= Marks-Roos =

Named after its legislative sponsors, the Marks-Roos Local Bond Pooling Act (California Government Code §6584-6599.1) is a law enacted by the California Legislature in 1985. The main purpose of this statute is to allow local California governments to work together to get financing in a way that will conceivably lower borrowing costs. Underlying this concept is the belief that money can be saved through economies of scale by selling one large bond issue to finance several small projects. Through this legislation, local municipalities and other political subdivisions can join together by signing a Joint Powers Agreement, which creates a Joint Powers Authority ("JPA"). In its broadest terms, the Marks-Roos Act authorizes JPAs to issue Marks-Roos bonds and loan the proceeds to local governmental agencies and non-profit corporations to finance public capital improvements, working capital or insurance programs. Alternatively, JPAs can purchase the bonds of local agencies with the proceeds of Marks-Roos bonds. Marks-Roos bonds do not require voter approval.
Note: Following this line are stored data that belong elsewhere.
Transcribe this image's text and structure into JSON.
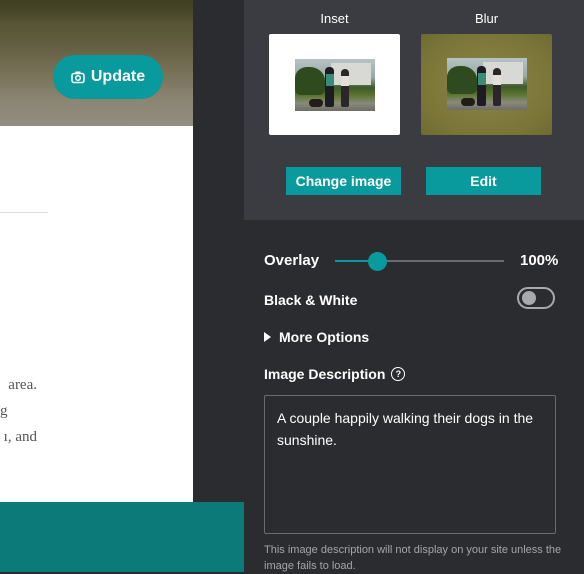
{
  "preview": {
    "update_button": "Update",
    "body_text": [
      "area.",
      "g",
      "ı, and"
    ]
  },
  "panel": {
    "styles": [
      {
        "label": "Inset"
      },
      {
        "label": "Blur"
      }
    ],
    "change_image_button": "Change image",
    "edit_button": "Edit",
    "overlay": {
      "label": "Overlay",
      "value_text": "100%",
      "level": 0.25
    },
    "black_white": {
      "label": "Black & White",
      "enabled": false
    },
    "more_options": "More Options",
    "image_description": {
      "label": "Image Description",
      "help_glyph": "?",
      "value": "A couple happily walking their dogs in the sunshine.",
      "hint": "This image description will not display on your site unless the image fails to load."
    }
  },
  "colors": {
    "accent": "#089a9c",
    "panel_bg": "#2b2c2f",
    "panel_top_bg": "#3b3c41",
    "footer": "#0b7a79"
  }
}
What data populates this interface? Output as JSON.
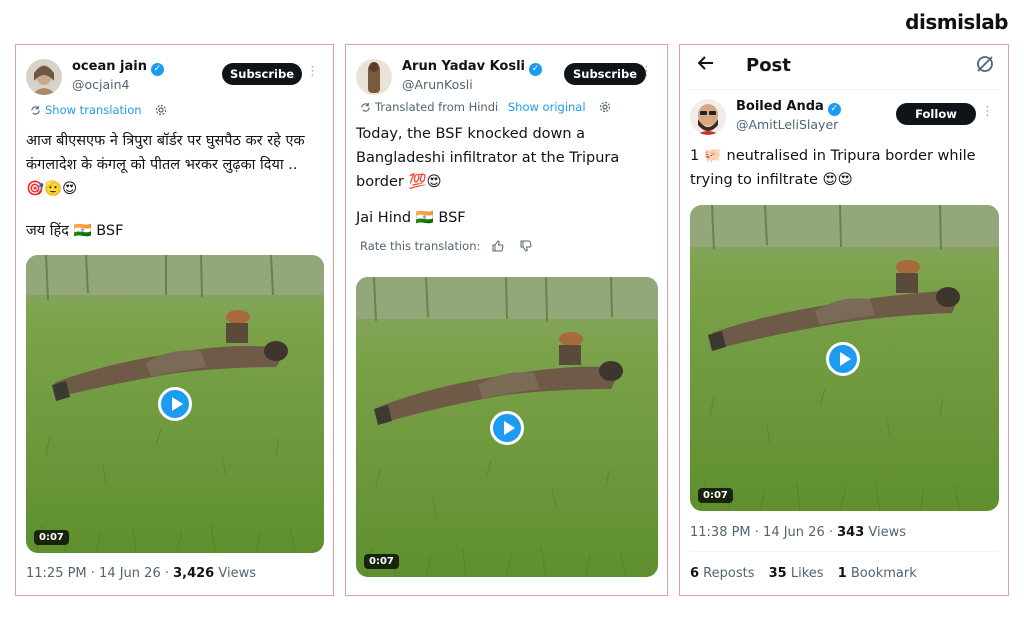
{
  "brand": {
    "logo_text": "dismislab"
  },
  "tweet1": {
    "name": "ocean jain",
    "handle": "@ocjain4",
    "action_label": "Subscribe",
    "translate_link": "Show translation",
    "text_line1": "आज बीएसएफ ने त्रिपुरा बॉर्डर पर घुसपैठ कर रहे एक",
    "text_line2": "कंगलादेश के कंगलू को पीतल भरकर लुढ़का दिया ..",
    "text_line3": "🎯🫡😍",
    "text_line4": "जय हिंद 🇮🇳 BSF",
    "duration": "0:07",
    "timestamp": "11:25 PM · 14 Jun 26 · ",
    "views_count": "3,426",
    "views_label": " Views"
  },
  "tweet2": {
    "name": "Arun Yadav Kosli",
    "handle": "@ArunKosli",
    "action_label": "Subscribe",
    "translated_from": "Translated from Hindi",
    "show_original": "Show original",
    "text_line1": "Today, the BSF knocked down a",
    "text_line2": "Bangladeshi infiltrator at the Tripura",
    "text_line3": "border 💯😍",
    "text_line4": "Jai Hind 🇮🇳 BSF",
    "rate_label": "Rate this translation:",
    "duration": "0:07"
  },
  "tweet3": {
    "page_title": "Post",
    "name": "Boiled Anda",
    "handle": "@AmitLeliSlayer",
    "action_label": "Follow",
    "text_line1": "1 🐖 neutralised in Tripura border while",
    "text_line2": "trying to infiltrate 😍😍",
    "duration": "0:07",
    "timestamp": "11:38 PM · 14 Jun 26 · ",
    "views_count": "343",
    "views_label": " Views",
    "reposts_count": "6",
    "reposts_label": " Reposts",
    "likes_count": "35",
    "likes_label": " Likes",
    "bookmarks_count": "1",
    "bookmarks_label": " Bookmark"
  },
  "colors": {
    "accent": "#1d9bf0",
    "card_border": "#e0a0a0",
    "button_bg": "#0f1419",
    "grass": "#6f9a3a"
  },
  "icons": [
    "verified-badge-icon",
    "more-dots-icon",
    "translate-icon",
    "gear-icon",
    "thumbs-up-icon",
    "thumbs-down-icon",
    "back-arrow-icon",
    "edit-disabled-icon",
    "play-icon"
  ]
}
Instead they are approved by resolution of the JPAs. However, there is a requirement for the JPA to make the finding that the financing would result in significant public benefit prior to bond.

==Background==
In 1978 Californians enacted Proposition 13, which limited the ability of local public agencies to increase property taxes based on a property’s assessed value. This change in law, combined with sharp cuts in federal aid to state and local governments, severely limited local government’s ability to fund public infrastructure. The Marks-Roos Bond Pooling Act was thus created with the intent of providing a flexible alternative method of financing needed improvements, along with the benefit of reduced borrowing costs through the use of bond pools.